Comment from:Dr. Gérard Branlard
Short affiliation:INRA, UMR ASP-UBP, Clermont Ferrand, France
e-mail:branlard@clermont.inra.fr    Date: 23 February 2007
Comment:We are working on Plant proteomics and I believe those standards will be profitable for all persons involved in that very important approach.

I will share that paper with my colleagues.

Comment from:Professor Jianyu Rao
Short affiliation:UCLA, David Geffen School of Medicine and Jonsson Comprehensive Cancer Center, Los Angeles, CA, USA
e-mail:JRao@mednet.ucla.edu    Date: 22 February 2007
Comment:Thanks for sharing me the excellent article - this is an important and timely article and will definitely help us in our study of biomarkers. A more clear discussion about how to select a panel of markers from proteomic profiling may be helpful.

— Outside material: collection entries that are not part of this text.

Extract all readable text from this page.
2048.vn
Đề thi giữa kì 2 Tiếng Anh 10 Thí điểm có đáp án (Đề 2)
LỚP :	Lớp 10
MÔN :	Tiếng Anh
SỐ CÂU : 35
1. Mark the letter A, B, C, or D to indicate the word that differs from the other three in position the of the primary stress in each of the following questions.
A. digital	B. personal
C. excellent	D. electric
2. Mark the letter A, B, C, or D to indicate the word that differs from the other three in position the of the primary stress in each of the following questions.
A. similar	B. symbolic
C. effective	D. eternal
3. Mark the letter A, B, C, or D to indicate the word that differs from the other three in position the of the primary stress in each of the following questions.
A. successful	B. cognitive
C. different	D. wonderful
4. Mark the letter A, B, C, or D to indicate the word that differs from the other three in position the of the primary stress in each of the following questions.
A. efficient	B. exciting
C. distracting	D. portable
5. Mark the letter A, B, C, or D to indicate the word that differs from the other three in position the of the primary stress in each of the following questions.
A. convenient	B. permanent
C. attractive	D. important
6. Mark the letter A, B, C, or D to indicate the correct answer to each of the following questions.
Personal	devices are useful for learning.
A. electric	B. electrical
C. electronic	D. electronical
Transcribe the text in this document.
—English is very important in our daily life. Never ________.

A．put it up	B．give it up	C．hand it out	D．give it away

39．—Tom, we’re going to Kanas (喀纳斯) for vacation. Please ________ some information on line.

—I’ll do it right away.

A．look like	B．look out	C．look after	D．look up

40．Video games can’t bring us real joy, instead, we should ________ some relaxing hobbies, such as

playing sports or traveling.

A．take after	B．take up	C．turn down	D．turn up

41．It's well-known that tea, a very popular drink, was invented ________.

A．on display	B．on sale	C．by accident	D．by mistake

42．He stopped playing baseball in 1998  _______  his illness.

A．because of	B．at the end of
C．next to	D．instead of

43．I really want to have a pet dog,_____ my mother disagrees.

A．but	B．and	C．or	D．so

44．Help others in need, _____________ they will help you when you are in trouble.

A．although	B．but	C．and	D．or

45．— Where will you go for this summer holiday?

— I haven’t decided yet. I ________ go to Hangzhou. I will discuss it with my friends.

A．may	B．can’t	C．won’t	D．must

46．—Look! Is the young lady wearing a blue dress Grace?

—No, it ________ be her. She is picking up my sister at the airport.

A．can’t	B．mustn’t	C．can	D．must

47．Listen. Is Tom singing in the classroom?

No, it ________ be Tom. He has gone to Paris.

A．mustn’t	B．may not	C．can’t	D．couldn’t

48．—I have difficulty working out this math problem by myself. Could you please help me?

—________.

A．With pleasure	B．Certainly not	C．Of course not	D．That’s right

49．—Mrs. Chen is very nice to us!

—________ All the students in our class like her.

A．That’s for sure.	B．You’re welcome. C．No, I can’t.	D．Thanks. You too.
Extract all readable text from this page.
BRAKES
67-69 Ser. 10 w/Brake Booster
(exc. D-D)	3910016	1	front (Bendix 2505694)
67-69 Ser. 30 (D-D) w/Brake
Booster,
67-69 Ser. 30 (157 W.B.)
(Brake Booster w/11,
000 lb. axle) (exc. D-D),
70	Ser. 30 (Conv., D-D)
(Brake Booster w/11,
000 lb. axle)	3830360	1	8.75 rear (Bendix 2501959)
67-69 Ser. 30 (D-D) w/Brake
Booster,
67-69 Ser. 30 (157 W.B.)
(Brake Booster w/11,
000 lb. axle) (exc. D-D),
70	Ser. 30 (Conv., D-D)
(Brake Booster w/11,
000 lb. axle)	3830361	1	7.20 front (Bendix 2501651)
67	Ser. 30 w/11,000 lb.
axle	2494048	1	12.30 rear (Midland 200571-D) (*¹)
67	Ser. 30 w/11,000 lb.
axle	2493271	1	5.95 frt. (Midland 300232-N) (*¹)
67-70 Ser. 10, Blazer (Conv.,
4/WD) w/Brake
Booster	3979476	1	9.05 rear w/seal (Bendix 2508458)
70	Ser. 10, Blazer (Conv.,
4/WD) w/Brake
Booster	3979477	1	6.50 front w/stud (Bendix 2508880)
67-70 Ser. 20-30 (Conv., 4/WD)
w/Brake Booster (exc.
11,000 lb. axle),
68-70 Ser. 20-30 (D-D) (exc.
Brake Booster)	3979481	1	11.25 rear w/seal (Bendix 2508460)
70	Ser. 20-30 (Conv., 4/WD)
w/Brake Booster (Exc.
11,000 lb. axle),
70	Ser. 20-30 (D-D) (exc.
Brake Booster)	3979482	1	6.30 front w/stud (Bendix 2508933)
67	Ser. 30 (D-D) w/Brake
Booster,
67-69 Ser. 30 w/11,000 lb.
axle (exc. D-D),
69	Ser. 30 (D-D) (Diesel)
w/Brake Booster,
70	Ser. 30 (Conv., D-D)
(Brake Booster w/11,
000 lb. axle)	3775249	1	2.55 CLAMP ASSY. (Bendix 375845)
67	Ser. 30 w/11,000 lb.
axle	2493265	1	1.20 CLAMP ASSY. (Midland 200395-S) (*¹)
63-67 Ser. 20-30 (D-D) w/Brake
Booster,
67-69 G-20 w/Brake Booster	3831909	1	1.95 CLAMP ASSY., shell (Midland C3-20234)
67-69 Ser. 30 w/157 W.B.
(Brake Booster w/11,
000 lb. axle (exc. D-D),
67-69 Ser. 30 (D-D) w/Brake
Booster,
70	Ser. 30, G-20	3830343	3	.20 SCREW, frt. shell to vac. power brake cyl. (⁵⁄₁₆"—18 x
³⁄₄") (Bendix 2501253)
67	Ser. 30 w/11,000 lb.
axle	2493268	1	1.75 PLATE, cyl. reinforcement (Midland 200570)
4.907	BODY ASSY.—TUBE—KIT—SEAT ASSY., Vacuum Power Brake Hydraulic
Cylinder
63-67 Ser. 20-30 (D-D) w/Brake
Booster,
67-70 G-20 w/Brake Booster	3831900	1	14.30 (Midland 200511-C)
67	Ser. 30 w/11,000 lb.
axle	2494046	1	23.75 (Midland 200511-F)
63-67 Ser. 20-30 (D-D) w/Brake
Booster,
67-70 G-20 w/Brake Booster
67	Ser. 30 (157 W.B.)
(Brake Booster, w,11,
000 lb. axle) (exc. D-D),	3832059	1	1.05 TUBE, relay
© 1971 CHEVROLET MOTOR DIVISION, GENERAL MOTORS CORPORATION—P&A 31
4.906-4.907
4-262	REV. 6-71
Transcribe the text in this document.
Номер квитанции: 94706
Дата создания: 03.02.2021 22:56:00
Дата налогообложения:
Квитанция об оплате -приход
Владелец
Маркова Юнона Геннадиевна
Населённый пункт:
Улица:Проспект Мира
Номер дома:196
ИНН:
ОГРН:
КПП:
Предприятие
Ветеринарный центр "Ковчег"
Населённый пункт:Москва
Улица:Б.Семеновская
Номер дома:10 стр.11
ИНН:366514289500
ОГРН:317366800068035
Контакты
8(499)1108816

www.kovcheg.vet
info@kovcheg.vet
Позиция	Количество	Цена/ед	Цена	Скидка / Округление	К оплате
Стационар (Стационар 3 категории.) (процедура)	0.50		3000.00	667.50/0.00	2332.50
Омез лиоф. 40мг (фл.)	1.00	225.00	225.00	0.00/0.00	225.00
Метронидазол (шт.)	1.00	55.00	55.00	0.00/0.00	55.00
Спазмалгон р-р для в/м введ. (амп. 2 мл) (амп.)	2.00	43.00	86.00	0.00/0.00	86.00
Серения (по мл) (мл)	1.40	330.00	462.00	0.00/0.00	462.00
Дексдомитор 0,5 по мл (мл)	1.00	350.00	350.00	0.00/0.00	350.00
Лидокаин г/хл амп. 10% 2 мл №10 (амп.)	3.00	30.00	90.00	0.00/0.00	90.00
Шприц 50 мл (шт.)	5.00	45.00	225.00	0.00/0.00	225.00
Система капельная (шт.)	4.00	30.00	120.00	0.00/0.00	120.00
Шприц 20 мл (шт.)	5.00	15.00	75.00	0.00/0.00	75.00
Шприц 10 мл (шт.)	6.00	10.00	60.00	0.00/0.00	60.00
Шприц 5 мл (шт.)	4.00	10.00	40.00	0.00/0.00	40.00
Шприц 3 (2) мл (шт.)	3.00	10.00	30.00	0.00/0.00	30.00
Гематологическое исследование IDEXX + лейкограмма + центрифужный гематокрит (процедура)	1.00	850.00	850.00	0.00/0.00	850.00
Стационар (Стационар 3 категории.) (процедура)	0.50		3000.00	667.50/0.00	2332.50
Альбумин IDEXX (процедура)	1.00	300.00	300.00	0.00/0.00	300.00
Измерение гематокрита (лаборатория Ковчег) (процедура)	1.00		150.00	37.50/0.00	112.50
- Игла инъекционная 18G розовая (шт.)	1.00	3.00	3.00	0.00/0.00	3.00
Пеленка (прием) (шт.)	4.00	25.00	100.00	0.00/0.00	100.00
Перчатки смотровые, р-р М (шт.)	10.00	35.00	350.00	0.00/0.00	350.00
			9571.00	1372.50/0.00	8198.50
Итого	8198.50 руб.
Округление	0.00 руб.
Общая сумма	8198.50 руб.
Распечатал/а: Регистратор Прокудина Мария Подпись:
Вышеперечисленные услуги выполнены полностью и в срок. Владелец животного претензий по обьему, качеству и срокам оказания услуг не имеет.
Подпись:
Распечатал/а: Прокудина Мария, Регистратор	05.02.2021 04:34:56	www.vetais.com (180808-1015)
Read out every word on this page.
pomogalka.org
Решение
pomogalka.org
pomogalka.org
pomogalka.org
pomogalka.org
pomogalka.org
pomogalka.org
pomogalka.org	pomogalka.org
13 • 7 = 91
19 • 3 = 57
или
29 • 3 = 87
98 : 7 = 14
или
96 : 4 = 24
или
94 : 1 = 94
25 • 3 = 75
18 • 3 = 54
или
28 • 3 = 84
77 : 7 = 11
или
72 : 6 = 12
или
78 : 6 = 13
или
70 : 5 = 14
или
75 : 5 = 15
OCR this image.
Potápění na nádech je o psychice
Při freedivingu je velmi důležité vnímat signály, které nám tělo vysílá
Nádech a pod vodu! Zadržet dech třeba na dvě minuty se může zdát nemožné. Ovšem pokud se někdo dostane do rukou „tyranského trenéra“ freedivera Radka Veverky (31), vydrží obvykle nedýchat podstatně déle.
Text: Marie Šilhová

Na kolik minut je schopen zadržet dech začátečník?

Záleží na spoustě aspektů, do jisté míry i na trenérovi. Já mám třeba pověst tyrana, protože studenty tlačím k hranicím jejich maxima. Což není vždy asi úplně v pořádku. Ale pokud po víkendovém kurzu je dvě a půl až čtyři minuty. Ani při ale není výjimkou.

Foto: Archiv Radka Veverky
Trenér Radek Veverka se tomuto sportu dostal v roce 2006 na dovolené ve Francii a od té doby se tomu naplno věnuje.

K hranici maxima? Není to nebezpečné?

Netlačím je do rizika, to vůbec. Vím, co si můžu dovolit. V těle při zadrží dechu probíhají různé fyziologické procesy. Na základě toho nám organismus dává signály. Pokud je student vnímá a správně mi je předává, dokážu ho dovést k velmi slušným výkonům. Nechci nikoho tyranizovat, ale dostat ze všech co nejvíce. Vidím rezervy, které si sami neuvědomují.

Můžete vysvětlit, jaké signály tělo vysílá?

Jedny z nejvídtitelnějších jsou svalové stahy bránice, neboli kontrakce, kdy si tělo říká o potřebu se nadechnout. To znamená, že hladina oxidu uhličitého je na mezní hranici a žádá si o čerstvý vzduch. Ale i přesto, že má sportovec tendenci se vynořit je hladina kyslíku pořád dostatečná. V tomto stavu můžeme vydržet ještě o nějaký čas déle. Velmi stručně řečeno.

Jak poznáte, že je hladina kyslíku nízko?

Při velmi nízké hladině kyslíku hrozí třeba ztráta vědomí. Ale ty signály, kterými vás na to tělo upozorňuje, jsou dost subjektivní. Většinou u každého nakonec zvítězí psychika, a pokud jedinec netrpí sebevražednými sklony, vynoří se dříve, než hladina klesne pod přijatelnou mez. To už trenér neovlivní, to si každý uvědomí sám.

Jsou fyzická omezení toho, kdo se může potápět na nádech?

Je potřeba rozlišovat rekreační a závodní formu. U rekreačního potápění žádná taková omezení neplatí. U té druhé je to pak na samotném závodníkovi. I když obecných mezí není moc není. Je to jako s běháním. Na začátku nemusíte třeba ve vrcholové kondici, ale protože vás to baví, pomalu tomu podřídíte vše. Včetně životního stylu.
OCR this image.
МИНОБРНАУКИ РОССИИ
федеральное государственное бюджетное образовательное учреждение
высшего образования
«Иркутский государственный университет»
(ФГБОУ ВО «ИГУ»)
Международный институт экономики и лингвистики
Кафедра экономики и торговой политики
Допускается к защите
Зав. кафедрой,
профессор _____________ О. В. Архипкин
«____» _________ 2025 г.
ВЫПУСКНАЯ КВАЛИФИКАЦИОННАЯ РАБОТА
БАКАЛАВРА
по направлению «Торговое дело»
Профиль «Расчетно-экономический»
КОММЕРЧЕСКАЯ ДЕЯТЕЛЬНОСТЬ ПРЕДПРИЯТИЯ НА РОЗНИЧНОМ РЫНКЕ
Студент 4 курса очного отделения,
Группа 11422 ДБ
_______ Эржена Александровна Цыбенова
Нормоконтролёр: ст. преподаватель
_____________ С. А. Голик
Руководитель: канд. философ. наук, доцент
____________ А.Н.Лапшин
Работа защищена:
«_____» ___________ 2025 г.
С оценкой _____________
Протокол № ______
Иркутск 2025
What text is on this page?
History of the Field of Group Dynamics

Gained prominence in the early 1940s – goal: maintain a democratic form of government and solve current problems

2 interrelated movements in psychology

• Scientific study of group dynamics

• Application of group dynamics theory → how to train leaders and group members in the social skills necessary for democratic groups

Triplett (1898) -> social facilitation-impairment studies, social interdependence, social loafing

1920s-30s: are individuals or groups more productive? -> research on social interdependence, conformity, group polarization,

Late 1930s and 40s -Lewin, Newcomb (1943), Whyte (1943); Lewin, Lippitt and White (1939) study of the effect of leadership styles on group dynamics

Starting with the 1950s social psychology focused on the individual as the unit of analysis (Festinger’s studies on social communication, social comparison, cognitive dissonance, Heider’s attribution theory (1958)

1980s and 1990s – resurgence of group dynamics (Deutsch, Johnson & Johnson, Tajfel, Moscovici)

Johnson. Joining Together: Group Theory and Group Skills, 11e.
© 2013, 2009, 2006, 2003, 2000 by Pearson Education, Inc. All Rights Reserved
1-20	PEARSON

Comment from:Professor Kewal K. Jain
Short affiliation:Jain PharmaBiotech, Basel, Switzerland
e-mail:jain@pharmabiotech.ch    Date: 22 February 2007
Comment:Thank you for letting me have a look at the article. It is an admirable effort to set some guidelines for "Clinical research in proteomics" and not "Clinical Proteomics", which is a very broad term going beyond the definition proposed. Medicine has its own guidelines such as evidence-based medicine in addition to the regulatory oversight for new diagnostics and therapeutics. However, medicine is not all science and physicians use their own judgements in incorporating information emerging from biotechnology in understanding disease and modifying treatments. A considerable amount of data accumulated in proteomics databases, in spite of shortcomings, has been usefully applied in designing clinical research projects. It is desirable to set guidelines for studies and publications, but it is not always practical to implement these. It often depends on a discriminating reader to evaluate a publication.

The proposed guidelines will supplement the existing general guidelines for clinical trials, biomarker validation and molecular diagnostics research with special reference to use of proteomics.

Comment from:Dr. Emanuel Carrilho
Short affiliation:Universidade de São Paulo, Instituto de Química de São Carlos, Departamento de Química e Física Molecular, São Carlos, SP - Brasil
e-mail:emanuel@iqsc.usp.br    Date: 22 February 2007
Comment:This article comes handy in perfect timing since my group is starting to be more active in the clinical proteomics. I have 3 students that will start right away following such guidelines.